Well I just had one example experience (with xdg-desktop-portal, apologizes if they are an exception and not the norm for the standards of C libraries), I try to stay away from languages like C just as it doesn't really seem to click with me like a lot of other languages have (not to mention there are languages like Rust that some say will replace C and while I don't like rust either, it is leagues better for clicking with me). Also yeah, that makes a lot more sense as I was very confused by DT_HASH being in a build config file and not a function in the code when I saw the commit so again, thank you for clearing that up.
no probs, xdg-desktop-portal looks to be a 3d party tool for flatpak and unfortunately many such well intended extra tools are very rarely well documented.

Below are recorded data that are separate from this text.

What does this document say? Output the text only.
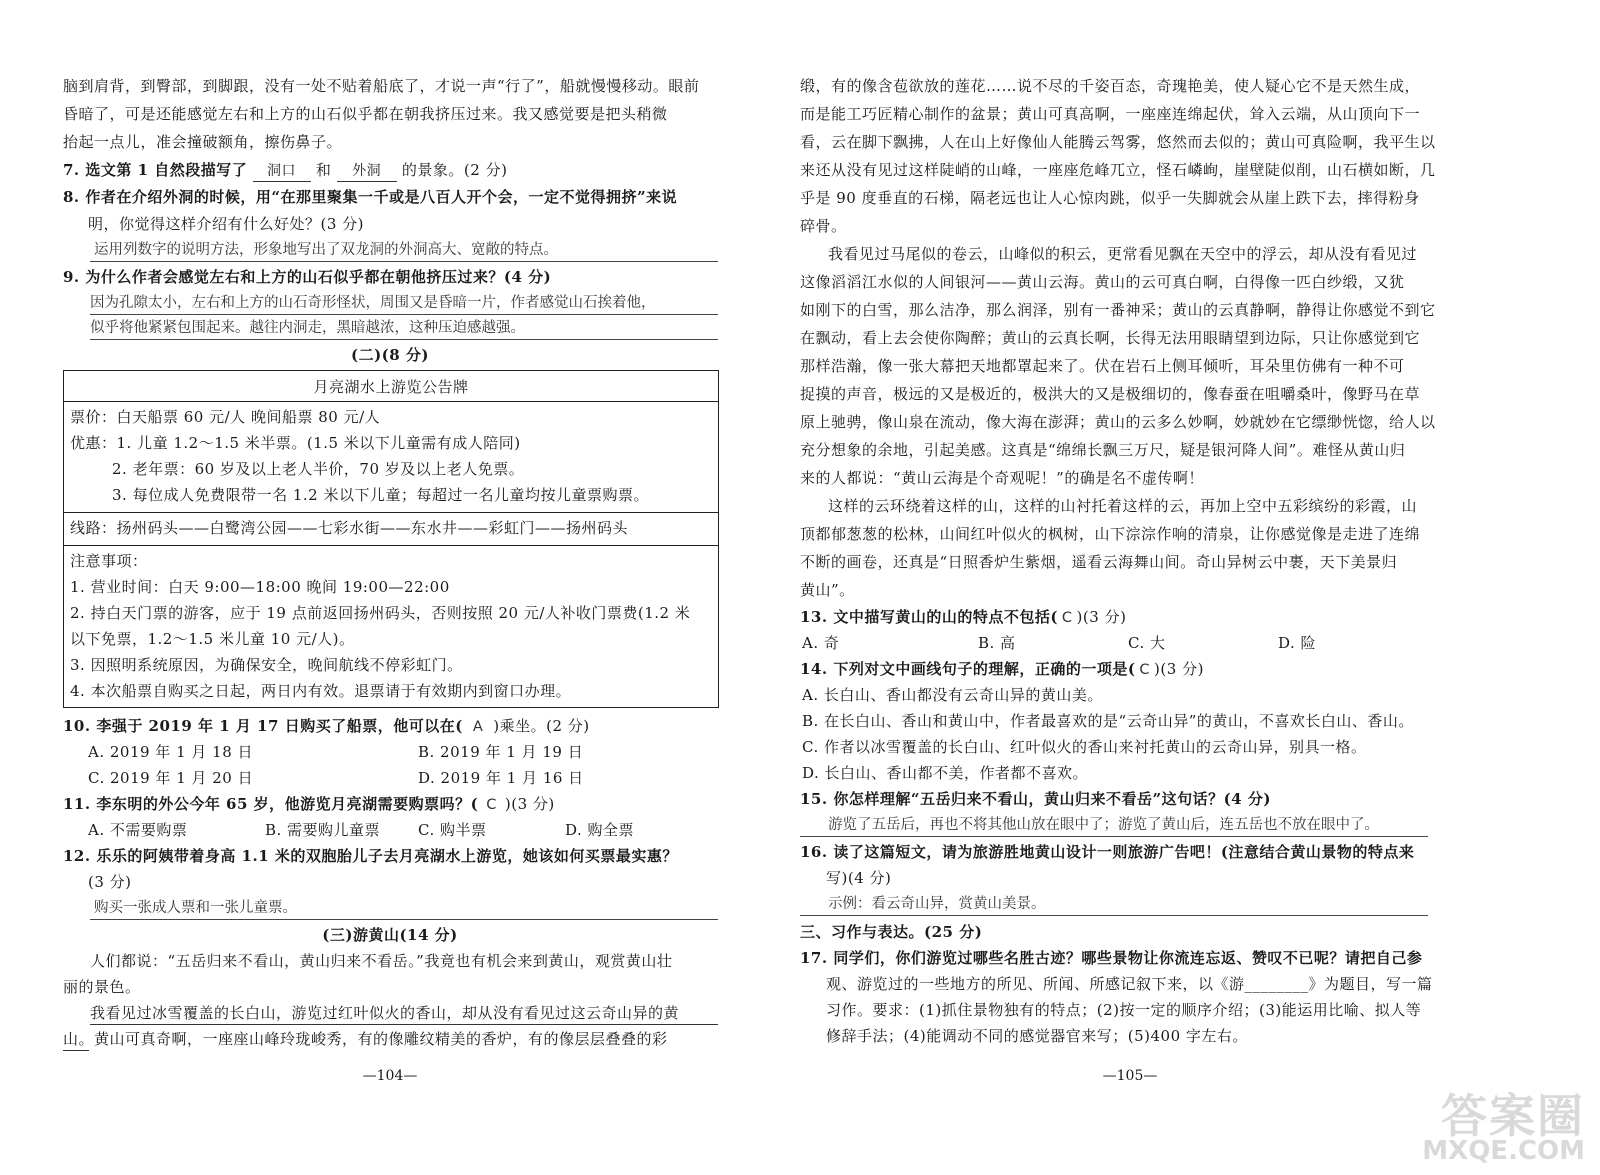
脑到肩背，到臀部，到脚跟，没有一处不贴着船底了，才说一声“行了”，船就慢慢移动。眼前
昏暗了，可是还能感觉左右和上方的山石似乎都在朝我挤压过来。我又感觉要是把头稍微
抬起一点儿，准会撞破额角，擦伤鼻子。
7. 选文第 1 自然段描写了 洞口 和 外洞 的景象。(2 分)
8. 作者在介绍外洞的时候，用“在那里聚集一千或是八百人开个会，一定不觉得拥挤”来说
明，你觉得这样介绍有什么好处？(3 分)
运用列数字的说明方法，形象地写出了双龙洞的外洞高大、宽敞的特点。
9. 为什么作者会感觉左右和上方的山石似乎都在朝他挤压过来？(4 分)
因为孔隙太小，左右和上方的山石奇形怪状，周围又是昏暗一片，作者感觉山石挨着他，
似乎将他紧紧包围起来。越往内洞走，黑暗越浓，这种压迫感越强。
(二)(8 分)
月亮湖水上游览公告牌
票价：白天船票 60 元/人 晚间船票 80 元/人
优惠：1. 儿童 1.2～1.5 米半票。(1.5 米以下儿童需有成人陪同)
2. 老年票：60 岁及以上老人半价，70 岁及以上老人免票。
3. 每位成人免费限带一名 1.2 米以下儿童；每超过一名儿童均按儿童票购票。
线路：扬州码头——白鹭湾公园——七彩水街——东水井——彩虹门——扬州码头
注意事项：
1. 营业时间：白天 9:00—18:00 晚间 19:00—22:00
2. 持白天门票的游客，应于 19 点前返回扬州码头，否则按照 20 元/人补收门票费(1.2 米
以下免票，1.2～1.5 米儿童 10 元/人)。
3. 因照明系统原因，为确保安全，晚间航线不停彩虹门。
4. 本次船票自购买之日起，两日内有效。退票请于有效期内到窗口办理。
10. 李强于 2019 年 1 月 17 日购买了船票，他可以在( A )乘坐。(2 分)
A. 2019 年 1 月 18 日	B. 2019 年 1 月 19 日
C. 2019 年 1 月 20 日	D. 2019 年 1 月 16 日
11. 李东明的外公今年 65 岁，他游览月亮湖需要购票吗？( C )(3 分)
A. 不需要购票	B. 需要购儿童票	C. 购半票	D. 购全票
12. 乐乐的阿姨带着身高 1.1 米的双胞胎儿子去月亮湖水上游览，她该如何买票最实惠？
(3 分)
购买一张成人票和一张儿童票。
(三)游黄山(14 分)
人们都说：“五岳归来不看山，黄山归来不看岳。”我竟也有机会来到黄山，观赏黄山壮
丽的景色。
我看见过冰雪覆盖的长白山，游览过红叶似火的香山，却从没有看见过这云奇山异的黄
山。黄山可真奇啊，一座座山峰玲珑峻秀，有的像雕纹精美的香炉，有的像层层叠叠的彩
—104—
缎，有的像含苞欲放的莲花……说不尽的千姿百态，奇瑰艳美，使人疑心它不是天然生成，
而是能工巧匠精心制作的盆景；黄山可真高啊，一座座连绵起伏，耸入云端，从山顶向下一
看，云在脚下飘拂，人在山上好像仙人能腾云驾雾，悠然而去似的；黄山可真险啊，我平生以
来还从没有见过这样陡峭的山峰，一座座危峰兀立，怪石嶙峋，崖壁陡似削，山石横如断，几
乎是 90 度垂直的石梯，隔老远也让人心惊肉跳，似乎一失脚就会从崖上跌下去，摔得粉身
碎骨。
我看见过马尾似的卷云，山峰似的积云，更常看见飘在天空中的浮云，却从没有看见过
这像滔滔江水似的人间银河——黄山云海。黄山的云可真白啊，白得像一匹白纱缎，又犹
如刚下的白雪，那么洁净，那么润泽，别有一番神采；黄山的云真静啊，静得让你感觉不到它
在飘动，看上去会使你陶醉；黄山的云真长啊，长得无法用眼睛望到边际，只让你感觉到它
那样浩瀚，像一张大幕把天地都罩起来了。伏在岩石上侧耳倾听，耳朵里仿佛有一种不可
捉摸的声音，极远的又是极近的，极洪大的又是极细切的，像春蚕在咀嚼桑叶，像野马在草
原上驰骋，像山泉在流动，像大海在澎湃；黄山的云多么妙啊，妙就妙在它缥缈恍惚，给人以
充分想象的余地，引起美感。这真是“绵绵长飘三万尺，疑是银河降人间”。难怪从黄山归
来的人都说：“黄山云海是个奇观呢！”的确是名不虚传啊！
这样的云环绕着这样的山，这样的山衬托着这样的云，再加上空中五彩缤纷的彩霞，山
顶都郁葱葱的松林，山间红叶似火的枫树，山下淙淙作响的清泉，让你感觉像是走进了连绵
不断的画卷，还真是“日照香炉生紫烟，遥看云海舞山间。奇山异树云中裹，天下美景归
黄山”。
13. 文中描写黄山的山的特点不包括( C )(3 分)
A. 奇	B. 高	C. 大	D. 险
14. 下列对文中画线句子的理解，正确的一项是( C )(3 分)
A. 长白山、香山都没有云奇山异的黄山美。
B. 在长白山、香山和黄山中，作者最喜欢的是“云奇山异”的黄山，不喜欢长白山、香山。
C. 作者以冰雪覆盖的长白山、红叶似火的香山来衬托黄山的云奇山异，别具一格。
D. 长白山、香山都不美，作者都不喜欢。
15. 你怎样理解“五岳归来不看山，黄山归来不看岳”这句话？(4 分)
游览了五岳后，再也不将其他山放在眼中了；游览了黄山后，连五岳也不放在眼中了。
16. 读了这篇短文，请为旅游胜地黄山设计一则旅游广告吧！(注意结合黄山景物的特点来
写)(4 分)
示例：看云奇山异，赏黄山美景。
三、习作与表达。(25 分)
17. 同学们，你们游览过哪些名胜古迹？哪些景物让你流连忘返、赞叹不已呢？请把自己参
观、游览过的一些地方的所见、所闻、所感记叙下来，以《游________》为题目，写一篇
习作。要求：(1)抓住景物独有的特点；(2)按一定的顺序介绍；(3)能运用比喻、拟人等
修辞手法；(4)能调动不同的感觉器官来写；(5)400 字左右。
—105—
答案圈
MXQE.COM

To experience the glibc documentation just open a terminal and type in say "man dlopen" and see just how much information they have on that single function.
Yeah, I tried that then I thought `man elf` and there is a page, is this from glibc's documentation or something else as if they have control over that man page then they should definitely change this portion
 
       d_tag  This member may have any of the following values:

              DT_NULL     Marks end of dynamic section

              DT_NEEDED   String table offset to name of a needed library

              DT_PLTRELSZ Size in bytes of PLT relocation entries

              DT_PLTGOT   Address of PLT and/or GOT

              DT_HASH     Address of symbol hash table

to
       d_tag  This member may have any of the following values:
              ...
              DT_HASH     [s]Address of symbol hash table[/s] PLEASE FOR THE LOVE OF GOD DO NOT USE THIS AND INSTEAD USE DT_GNU_HASH IN THE FUTURE, PLEASE USE ANYTHING OTHER THAN THIS

and then problem solved but it is possible this man page is not in their control but if it is, I propose to add my addition to it lol
Yes the elf man page looks to come from not glibc since it does not cover DT_GNU_HASH, it looks to be from the kernel and have a git page here: https://git.kernel.org/pub/scm/docs/man-pages/man-pages.git [External Link] and I can see that DT_GNU_HASH is still not in the elf(5) page in MAIN/HEAD.

However I guess that this could be problematic on another level as well since not only is glibc not the only libc out there for Linux but it is also not the only shared object and this man page covers the ELF format itself and not just the one supported by the glibc ld binary.